For the purposes of this calculation we consider thickness to be small compared to the two other dimensions so edge effects are not taken into account.

DeltaT is the temperature difference on both sides of the wall.

P is the power going through the wall (thermal loss).

The meaning of terms Resistance and Conductance are identical to their electrical equivalent:

Thermal conductance Gth = P/DeltaT in W/°K

Thermal resistance Rth = DeltaT/P in °K/W.

(Conductance is G for electricity and U for thermal stuff, I went with G).

These are both defined for the whole wall. For example a wall with thermal conductance 10W/°K (thermal resistance 0.1°K/W) will lose a power of 10W per every °K of DeltaT. That's for the whole wall, not "per unit area".

In a somewhat misleading misuse of vocabulary, "R-value" is sometimes called "resistance", while it actually means "Thermal resistance of a wall having a surface equal to one unit area".

If our wall has a certain Rvalue, it means each unit area (1m²) has a Rth equal to the Rvalue. Thermal losses of each m² of wall are DeltaT/Rvalue, therefore the whole wall of area S has losses P=S*DeltaT/Rvalue, which means Rth for the whole wall is Rvalue/S. Larger wall = higher losses = lower Rth.

If you want to mix different insulations, it is much easier to use conductance instead.

Conductance is simply the inverse of resistance, so a wall of unit area (1m²) has thermal conductance 1/Rvalue, and a wall of area S has S times more thermal conductance.
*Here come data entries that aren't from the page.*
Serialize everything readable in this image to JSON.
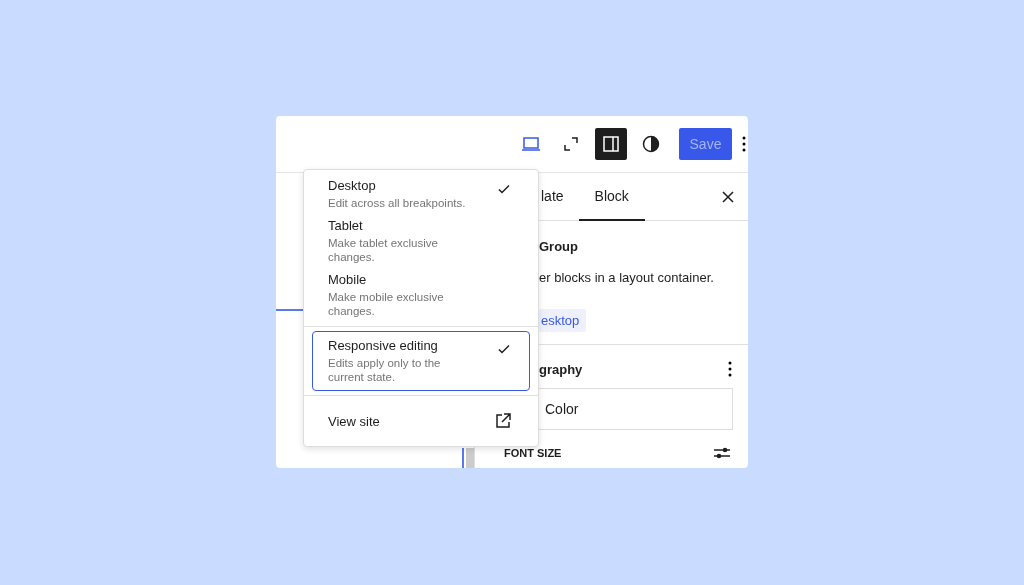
{
  "toolbar": {
    "device_button": {
      "selected": true
    },
    "sidebar_button": {
      "pressed": true
    },
    "save_button": {
      "label": "Save",
      "disabled": true
    }
  },
  "sidebar": {
    "tabs": [
      {
        "label": "late",
        "selected": false
      },
      {
        "label": "Block",
        "selected": true
      }
    ],
    "block_title": "Group",
    "block_description": "er blocks in a layout container.",
    "tag": "esktop",
    "section_title": "graphy",
    "color_field": "Color",
    "font_size_label": "FONT SIZE"
  },
  "device_menu": {
    "devices": [
      {
        "label": "Desktop",
        "description": "Edit across all breakpoints.",
        "checked": true
      },
      {
        "label": "Tablet",
        "description": "Make tablet exclusive changes.",
        "checked": false
      },
      {
        "label": "Mobile",
        "description": "Make mobile exclusive changes.",
        "checked": false
      }
    ],
    "responsive_editing": {
      "label": "Responsive editing",
      "description": "Edits apply only to the current state.",
      "checked": true,
      "focused": true
    },
    "view_site": "View site"
  }
}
For the whole wall, Gth=S/Rvalue. Losses are P=DeltaT*Gth.

It's the same thing with electricity: when several conductances are in parallel, the result is the sum of all conductance values.

So it is correct to speak of "conductance per m²" (or "cost per m²") because "per" means the total is divided by the area. "Thermal resistance per m²" doesn't mean anything, because the division is the other way around.

If we have two walls of different area S1,S2 and Rvalue1,Rvalue2 their losses add up. The conductance of each wall is Gth1=S1/Rvalue1 and Gth2=S2/Rvalue2, which gives a total conductance Gth=Gth1+Gth2.

Total losses are P=DeltaT*Gth.

If you use resistances, the formula is the same as parallel resistances in electricity, taking the area into account:

Rth = 1/Gth = 1/( S1/Rvalue1 + S2/Rvalue2 )

"Rvalue for the whole wall" = (S1+S2)/( S1/Rvalue1 + S2/Rvalue2 )

Just like a short circuit in parallel with anything is still a short circuit, the dominant part of this is the area with worst insulation. Basically, if half the wall has R-value 5, and the other half of the wall has R-value 1, the resulting R-value of the whole wall is not the average (ie 3) but rather 1.666...

Note it makes no sense to define R-value for a wall that has different insulation on one half and the other half, because R-value is a property of a homogenous material. A more correct way to say it would be "losses would be the same if the whole wall was insulated with R-value 1.6".

If some readers don't like math, think of cost instead. Thermal loss per m² and conductance are just like cost per m². It is correct to make weighted average (by area) of cost or conductance, because these things add, the total cost is cost per m² multiplied by area. To keep the cost analogy, resistance is like m²/€, you can't add nor average that.